Un niño que sigue teniendo un desajuste de sueño o que no está descansando lo que necesita tal vez va a estar muy cansado, pero finalmente lo que está aprendiendo, no lo está aprovechando completamente, porque su memoria no lo archiva en la memoria a largo plazo, sino que lo tiene como basura en la calle”, dijo a Excélsior, Laura Flores, consultora de sueño infantil en A Dormir Angelitos.

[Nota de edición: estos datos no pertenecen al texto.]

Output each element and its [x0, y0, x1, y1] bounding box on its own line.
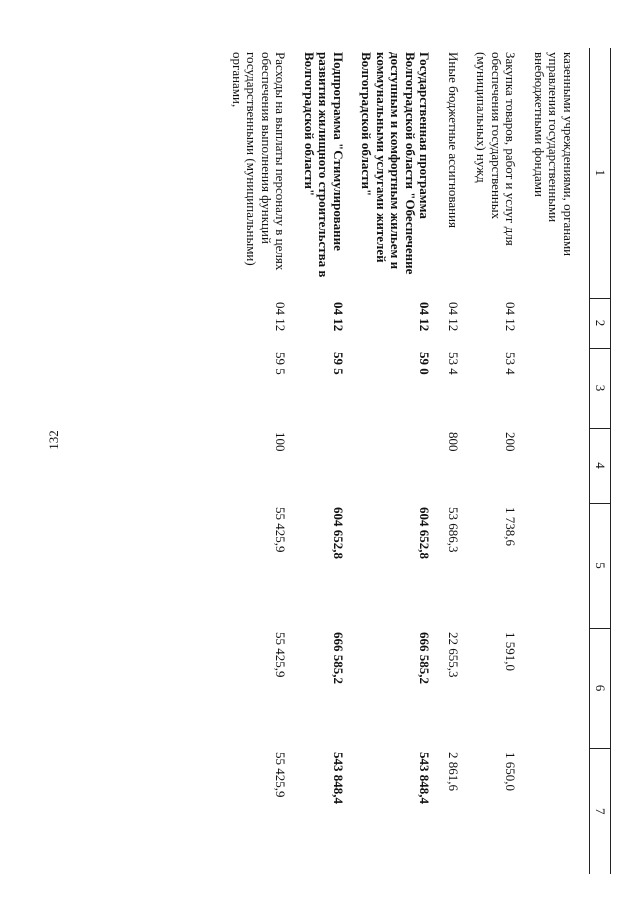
cell-section: 04 12 [331, 302, 346, 332]
cell-expense-type: 800 [446, 432, 461, 452]
cell-value-6: 666 585,2 [417, 632, 433, 684]
budget-table [230, 48, 612, 874]
cell-value-7: 543 848,4 [331, 752, 346, 804]
row-name: Расходы на выплаты персоналу в целях обеспечения выполнения функций государственными (муниципальными) органами, [230, 52, 289, 271]
cell-value-6: 666 585,2 [331, 632, 346, 684]
row-name: казенными учреждениями, органами управления государственными внебюджетными фондами [532, 52, 576, 257]
cell-program: 53 4 [446, 352, 461, 375]
row-name: Государственная программа Волгоградской области "Обеспечение доступным и комфортным жильем и коммунальными услугами жителей Волгоградской области" [359, 52, 433, 275]
column-header: 3 [590, 348, 611, 428]
cell-program: 59 5 [331, 352, 346, 375]
cell-value-5: 53 686,3 [446, 507, 461, 553]
column-header: 7 [590, 748, 611, 874]
cell-value-7: 2 861,6 [446, 752, 461, 791]
cell-section: 04 12 [417, 302, 433, 332]
cell-section: 04 12 [273, 302, 289, 332]
column-header: 1 [590, 48, 611, 298]
cell-value-7: 55 425,9 [273, 752, 289, 798]
cell-program: 53 4 [503, 352, 519, 375]
column-header: 6 [590, 628, 611, 748]
cell-value-5: 604 652,8 [331, 507, 346, 559]
cell-value-5: 1 738,6 [503, 507, 519, 546]
cell-program [532, 348, 576, 428]
cell-section: 04 12 [446, 302, 461, 332]
cell-expense-type [302, 428, 346, 503]
cell-value-6 [532, 628, 576, 748]
cell-program: 59 0 [417, 352, 433, 375]
header-row [590, 48, 611, 874]
table-row [230, 48, 288, 874]
table-row [446, 48, 461, 874]
cell-section: 04 12 [503, 302, 519, 332]
cell-value-6: 1 591,0 [503, 632, 519, 671]
table-row [302, 48, 346, 874]
table-row [532, 48, 576, 874]
table-row [359, 48, 432, 874]
page-number: 132 [46, 430, 61, 450]
cell-expense-type [359, 428, 432, 503]
cell-section [532, 298, 576, 348]
cell-value-7 [532, 748, 576, 874]
column-header: 4 [590, 428, 611, 503]
cell-value-7: 1 650,0 [503, 752, 519, 791]
cell-expense-type: 100 [273, 432, 289, 452]
row-name: Подпрограмма "Стимулирование развития жилищного строительства в Волгоградской области" [302, 52, 346, 278]
column-header: 2 [590, 298, 611, 348]
cell-value-6: 55 425,9 [273, 632, 289, 678]
table-row [474, 48, 518, 874]
row-name: Закупка товаров, работ и услуг для обеспечения государственных (муниципальных) нужд [474, 52, 519, 246]
cell-value-7: 543 848,4 [417, 752, 433, 804]
cell-value-5: 55 425,9 [273, 507, 289, 553]
cell-expense-type [532, 428, 576, 503]
rotated-table-wrapper [19, 48, 611, 874]
cell-value-5: 604 652,8 [417, 507, 433, 559]
cell-value-6: 22 655,3 [446, 632, 461, 678]
cell-expense-type: 200 [503, 432, 519, 452]
row-name: Иные бюджетные ассигнования [446, 52, 461, 229]
cell-value-5 [532, 503, 576, 628]
column-header: 5 [590, 503, 611, 628]
cell-program: 59 5 [273, 352, 289, 375]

"Es importante que los papás planeemos una rutina que podamos sostener para los días de escuela y sea flexible, en el sentido de que no nos casemos con horarios exactos para dormir o despertar, pero sí tengamos un rango con 15 minutos más o 15 menos, o hasta media hora y, a partir de ahí, poner orden”, señaló.
La profundidad, continuidad y duración son tres factores clave en un sueño reparador, de calidad y saludable, por eso es importante no sólo tener un horario más o menos definido para dormir sino hacerlo en espacios adecuados.
La rutina debe ser planeada en familia para que funcione mejor, sugirió Laura, y establecer una hora para el momento de ir a dormir.
Otro punto importante es definir el ambiente donde dormirá el niño o la niña, es decir su cama, su cuarto y evitar que se queden dormidos en el sillón o en otro lugar donde deban moverse más tarde, pues esto interrumpe la duración del sueño.
Para reconocer problemas de sueño entre los menores, Laura recomienda estar atentos en los hábitos alimenticios, ya sea que comen mucho o poco durante todo el día; un carácter irritable también puede ser indicativo de problemas con el sueño.
Hay una delgada línea entre ‘estoy cansado porque me dormí más tarde ayer’ a ‘estoy agotado porque llevo semanas durmiéndome más tarde’, entonces, hay que analizar y tener muy presente los horarios de nuestros hijos”, recomendó.